You don’t have to have the bank front you a loan though, you could just save up for 30 years and pay it all off with cash, but given the way housing prices are increasing, that seems to be a terrible plan. By the time you’ve saved up $150k for that $300k home, that home will likely be worth $450k lol. It’s better to get in early, lock in a rate (and refinance later), and start to pay off your mortgage now.
Risk. They take a risk when they give people money that they may be unable to recoup. At the same time it is money not liquid to use for other things.
Get a loan when interest rates are low and/or refinance when they go lower. Your alternatives are buying a house with cash or renting. I’m assuming cash is off the table, so let’s compare renting with paying off a mortgage, which can often have similar monthly payments. When you rent, you have fewer responsibilities, but you also have less control over your space and lose every penny of your monthly payment. When you own, you have more financial obligations eg repairs or upgrades, but you have more control over your space, and a portion of your monthly payment goes toward your principal, which becomes equity. That equity is yours if/when you decide to sell. If you want to pay off your mortgage more quickly than the amortization schedule and pay less interest, that is also your prerogative.

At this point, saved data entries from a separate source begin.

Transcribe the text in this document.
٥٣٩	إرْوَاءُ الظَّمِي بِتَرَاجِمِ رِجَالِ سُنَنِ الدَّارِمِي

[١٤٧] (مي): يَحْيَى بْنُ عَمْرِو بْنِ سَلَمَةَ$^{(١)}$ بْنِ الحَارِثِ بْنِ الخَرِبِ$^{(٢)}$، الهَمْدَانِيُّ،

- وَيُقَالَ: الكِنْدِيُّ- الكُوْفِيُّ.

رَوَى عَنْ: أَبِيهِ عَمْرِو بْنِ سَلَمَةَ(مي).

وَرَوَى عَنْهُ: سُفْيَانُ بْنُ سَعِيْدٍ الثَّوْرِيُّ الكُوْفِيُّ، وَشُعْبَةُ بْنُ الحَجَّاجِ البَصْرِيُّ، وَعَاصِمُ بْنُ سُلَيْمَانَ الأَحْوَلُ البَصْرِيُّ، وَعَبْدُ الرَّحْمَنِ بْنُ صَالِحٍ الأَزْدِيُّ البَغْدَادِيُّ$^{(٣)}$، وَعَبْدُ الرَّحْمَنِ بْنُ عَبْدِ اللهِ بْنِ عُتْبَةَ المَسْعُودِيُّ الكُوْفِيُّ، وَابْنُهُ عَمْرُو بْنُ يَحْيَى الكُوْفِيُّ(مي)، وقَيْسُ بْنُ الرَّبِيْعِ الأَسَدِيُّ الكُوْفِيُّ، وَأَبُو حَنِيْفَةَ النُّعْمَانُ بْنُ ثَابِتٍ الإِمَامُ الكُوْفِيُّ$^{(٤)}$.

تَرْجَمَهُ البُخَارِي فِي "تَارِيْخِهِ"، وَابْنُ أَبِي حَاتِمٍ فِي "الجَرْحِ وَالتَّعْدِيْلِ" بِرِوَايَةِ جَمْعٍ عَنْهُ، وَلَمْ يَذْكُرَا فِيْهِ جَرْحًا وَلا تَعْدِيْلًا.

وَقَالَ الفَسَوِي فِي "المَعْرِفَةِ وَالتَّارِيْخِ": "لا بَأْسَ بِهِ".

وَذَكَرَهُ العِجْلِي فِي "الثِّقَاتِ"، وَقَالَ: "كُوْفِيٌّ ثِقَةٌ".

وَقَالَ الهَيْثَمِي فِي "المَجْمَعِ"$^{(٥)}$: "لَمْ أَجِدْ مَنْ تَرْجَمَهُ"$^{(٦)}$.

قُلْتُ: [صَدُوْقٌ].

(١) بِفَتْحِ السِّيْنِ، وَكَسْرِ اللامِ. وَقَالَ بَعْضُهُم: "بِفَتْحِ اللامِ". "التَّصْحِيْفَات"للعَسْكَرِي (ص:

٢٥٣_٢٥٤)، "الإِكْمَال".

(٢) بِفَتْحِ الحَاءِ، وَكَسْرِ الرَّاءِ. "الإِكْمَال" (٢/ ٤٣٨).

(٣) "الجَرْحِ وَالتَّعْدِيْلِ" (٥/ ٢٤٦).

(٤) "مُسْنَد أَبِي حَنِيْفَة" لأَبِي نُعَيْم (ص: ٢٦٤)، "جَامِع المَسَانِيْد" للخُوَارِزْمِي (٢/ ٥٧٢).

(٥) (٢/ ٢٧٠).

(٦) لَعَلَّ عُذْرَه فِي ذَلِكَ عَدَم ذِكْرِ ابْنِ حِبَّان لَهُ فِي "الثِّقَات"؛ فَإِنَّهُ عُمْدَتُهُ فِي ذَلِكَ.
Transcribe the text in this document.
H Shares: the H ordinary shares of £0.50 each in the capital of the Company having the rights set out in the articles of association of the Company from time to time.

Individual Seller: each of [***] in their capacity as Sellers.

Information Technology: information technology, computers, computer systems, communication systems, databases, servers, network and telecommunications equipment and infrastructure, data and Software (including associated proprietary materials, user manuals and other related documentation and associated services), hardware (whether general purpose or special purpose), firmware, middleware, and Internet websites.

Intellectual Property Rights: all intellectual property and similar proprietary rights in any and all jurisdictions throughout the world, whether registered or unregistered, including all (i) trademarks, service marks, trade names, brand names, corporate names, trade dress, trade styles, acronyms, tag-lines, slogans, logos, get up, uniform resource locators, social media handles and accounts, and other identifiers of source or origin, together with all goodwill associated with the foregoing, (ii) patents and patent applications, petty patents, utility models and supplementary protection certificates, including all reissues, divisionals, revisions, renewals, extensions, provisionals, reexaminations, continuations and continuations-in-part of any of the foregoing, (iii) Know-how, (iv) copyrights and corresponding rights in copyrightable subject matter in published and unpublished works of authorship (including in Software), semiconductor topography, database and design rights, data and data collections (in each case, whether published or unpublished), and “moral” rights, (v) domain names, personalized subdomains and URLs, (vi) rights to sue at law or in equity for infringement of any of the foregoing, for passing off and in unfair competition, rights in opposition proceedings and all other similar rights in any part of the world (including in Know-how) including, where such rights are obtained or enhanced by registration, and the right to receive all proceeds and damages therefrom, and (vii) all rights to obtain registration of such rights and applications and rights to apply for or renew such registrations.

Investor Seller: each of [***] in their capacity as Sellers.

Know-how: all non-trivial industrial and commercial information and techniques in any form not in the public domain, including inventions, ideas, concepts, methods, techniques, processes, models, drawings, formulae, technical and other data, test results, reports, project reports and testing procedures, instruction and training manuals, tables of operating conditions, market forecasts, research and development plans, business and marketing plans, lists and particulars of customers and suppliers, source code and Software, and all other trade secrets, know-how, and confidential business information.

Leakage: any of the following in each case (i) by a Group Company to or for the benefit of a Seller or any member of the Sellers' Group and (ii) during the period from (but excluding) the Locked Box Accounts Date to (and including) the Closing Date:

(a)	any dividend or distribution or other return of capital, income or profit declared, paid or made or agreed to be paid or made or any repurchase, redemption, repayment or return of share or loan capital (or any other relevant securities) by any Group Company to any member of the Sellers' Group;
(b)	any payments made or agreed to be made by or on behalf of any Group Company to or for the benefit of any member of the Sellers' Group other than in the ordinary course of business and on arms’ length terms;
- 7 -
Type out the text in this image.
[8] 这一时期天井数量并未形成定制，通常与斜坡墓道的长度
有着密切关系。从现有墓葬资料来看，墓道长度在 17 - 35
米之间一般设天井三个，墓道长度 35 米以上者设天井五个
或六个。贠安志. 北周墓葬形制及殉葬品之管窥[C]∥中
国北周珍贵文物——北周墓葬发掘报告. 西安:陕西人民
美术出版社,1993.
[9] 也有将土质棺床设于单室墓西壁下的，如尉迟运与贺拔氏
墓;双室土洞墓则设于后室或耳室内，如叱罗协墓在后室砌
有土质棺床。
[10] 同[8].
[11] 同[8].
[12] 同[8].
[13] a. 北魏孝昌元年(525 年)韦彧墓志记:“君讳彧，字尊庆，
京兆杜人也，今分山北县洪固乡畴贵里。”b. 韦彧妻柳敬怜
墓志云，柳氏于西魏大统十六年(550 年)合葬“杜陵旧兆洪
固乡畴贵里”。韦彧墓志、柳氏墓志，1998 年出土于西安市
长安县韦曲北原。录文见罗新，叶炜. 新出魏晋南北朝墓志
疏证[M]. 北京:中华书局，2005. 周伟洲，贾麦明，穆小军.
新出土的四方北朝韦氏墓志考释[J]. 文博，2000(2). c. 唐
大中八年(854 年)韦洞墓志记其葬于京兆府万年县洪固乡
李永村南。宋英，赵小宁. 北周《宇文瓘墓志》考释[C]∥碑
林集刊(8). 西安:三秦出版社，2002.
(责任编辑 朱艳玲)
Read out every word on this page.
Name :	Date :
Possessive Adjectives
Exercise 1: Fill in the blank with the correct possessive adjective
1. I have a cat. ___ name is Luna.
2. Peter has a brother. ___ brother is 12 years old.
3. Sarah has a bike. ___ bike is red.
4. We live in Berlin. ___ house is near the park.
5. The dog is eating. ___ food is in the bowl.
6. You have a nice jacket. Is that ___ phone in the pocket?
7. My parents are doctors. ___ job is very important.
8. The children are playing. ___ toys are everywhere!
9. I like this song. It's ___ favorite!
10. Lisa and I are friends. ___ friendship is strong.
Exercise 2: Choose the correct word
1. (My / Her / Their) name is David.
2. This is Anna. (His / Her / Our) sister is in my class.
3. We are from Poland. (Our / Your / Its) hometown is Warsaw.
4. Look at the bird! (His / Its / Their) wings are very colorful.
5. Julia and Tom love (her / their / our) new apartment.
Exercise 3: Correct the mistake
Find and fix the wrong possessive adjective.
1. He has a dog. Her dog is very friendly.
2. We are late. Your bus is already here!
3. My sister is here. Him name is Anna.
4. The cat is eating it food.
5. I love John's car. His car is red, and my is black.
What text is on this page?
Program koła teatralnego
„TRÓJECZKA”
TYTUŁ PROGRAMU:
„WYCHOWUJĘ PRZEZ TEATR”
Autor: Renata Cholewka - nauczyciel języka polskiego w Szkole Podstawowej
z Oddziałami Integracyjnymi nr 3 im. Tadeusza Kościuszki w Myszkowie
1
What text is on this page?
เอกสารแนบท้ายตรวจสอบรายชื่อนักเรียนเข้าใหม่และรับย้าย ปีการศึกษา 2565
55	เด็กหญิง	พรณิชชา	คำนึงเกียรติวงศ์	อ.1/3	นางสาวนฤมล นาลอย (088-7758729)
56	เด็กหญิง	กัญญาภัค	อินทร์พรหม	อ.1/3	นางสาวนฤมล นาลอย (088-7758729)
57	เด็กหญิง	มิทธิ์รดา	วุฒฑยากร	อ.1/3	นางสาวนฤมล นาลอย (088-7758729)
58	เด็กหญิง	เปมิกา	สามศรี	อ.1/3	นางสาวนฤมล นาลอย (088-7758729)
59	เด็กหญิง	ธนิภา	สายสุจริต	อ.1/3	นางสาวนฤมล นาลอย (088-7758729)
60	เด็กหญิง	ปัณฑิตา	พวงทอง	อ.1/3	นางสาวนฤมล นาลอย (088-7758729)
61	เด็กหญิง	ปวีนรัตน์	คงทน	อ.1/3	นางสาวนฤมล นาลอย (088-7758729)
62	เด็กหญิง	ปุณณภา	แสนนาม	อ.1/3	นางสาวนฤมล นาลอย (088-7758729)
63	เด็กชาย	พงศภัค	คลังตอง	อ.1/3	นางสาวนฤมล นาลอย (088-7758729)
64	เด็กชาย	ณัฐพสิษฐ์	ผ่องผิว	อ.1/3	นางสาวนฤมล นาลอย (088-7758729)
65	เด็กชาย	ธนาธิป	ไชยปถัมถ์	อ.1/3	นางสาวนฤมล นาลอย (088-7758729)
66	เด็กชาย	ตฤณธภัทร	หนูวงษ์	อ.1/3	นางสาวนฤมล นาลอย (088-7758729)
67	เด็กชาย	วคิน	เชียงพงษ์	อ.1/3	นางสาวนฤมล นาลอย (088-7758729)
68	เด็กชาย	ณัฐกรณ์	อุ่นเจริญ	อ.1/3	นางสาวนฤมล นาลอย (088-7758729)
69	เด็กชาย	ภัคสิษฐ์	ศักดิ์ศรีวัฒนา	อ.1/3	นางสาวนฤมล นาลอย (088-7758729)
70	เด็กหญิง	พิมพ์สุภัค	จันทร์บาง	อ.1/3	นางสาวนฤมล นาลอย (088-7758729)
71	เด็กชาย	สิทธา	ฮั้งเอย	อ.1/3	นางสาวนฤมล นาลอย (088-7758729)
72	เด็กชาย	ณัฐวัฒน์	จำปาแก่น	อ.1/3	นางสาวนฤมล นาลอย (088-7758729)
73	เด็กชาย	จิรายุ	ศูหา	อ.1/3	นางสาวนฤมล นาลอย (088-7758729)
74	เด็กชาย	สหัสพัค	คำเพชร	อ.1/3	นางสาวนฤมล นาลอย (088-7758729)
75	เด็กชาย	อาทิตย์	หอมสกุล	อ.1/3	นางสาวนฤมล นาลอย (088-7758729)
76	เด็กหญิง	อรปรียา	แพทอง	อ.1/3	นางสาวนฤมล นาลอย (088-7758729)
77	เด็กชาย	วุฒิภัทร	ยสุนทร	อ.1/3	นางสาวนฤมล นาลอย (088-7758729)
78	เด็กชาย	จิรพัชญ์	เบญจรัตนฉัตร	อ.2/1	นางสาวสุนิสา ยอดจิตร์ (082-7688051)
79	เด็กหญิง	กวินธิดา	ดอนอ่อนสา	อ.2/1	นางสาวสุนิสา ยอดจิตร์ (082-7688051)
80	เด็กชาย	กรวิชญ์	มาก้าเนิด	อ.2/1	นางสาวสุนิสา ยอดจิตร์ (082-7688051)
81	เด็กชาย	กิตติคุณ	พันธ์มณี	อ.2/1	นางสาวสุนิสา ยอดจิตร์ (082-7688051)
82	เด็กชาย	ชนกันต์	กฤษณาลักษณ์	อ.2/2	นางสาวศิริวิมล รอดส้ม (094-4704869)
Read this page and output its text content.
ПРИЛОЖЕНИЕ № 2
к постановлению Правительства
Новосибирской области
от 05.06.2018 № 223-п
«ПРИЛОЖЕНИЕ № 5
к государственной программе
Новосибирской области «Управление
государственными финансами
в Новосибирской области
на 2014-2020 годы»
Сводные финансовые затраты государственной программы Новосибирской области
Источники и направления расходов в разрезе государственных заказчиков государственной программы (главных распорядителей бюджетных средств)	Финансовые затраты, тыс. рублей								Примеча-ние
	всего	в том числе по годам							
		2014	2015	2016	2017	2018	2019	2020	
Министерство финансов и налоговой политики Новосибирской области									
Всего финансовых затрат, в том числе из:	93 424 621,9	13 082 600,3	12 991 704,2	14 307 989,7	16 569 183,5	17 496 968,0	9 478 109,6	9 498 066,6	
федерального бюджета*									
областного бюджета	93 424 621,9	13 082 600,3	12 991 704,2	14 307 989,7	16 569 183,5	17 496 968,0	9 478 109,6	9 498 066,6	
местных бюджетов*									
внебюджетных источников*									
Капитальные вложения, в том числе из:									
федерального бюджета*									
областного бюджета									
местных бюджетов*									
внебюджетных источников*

But paying rent is no different than paying interest on a home loan as far as your pocketbook is concerned, except you get to keep some of your home loan payment every month
The 30 year mortgage revolutionized hime ownership in the US. Before it existed, home ownership was totally out of reach for a much larger percentage of society than it is today
Also consider that most banks have free checking amounts. Those cost money.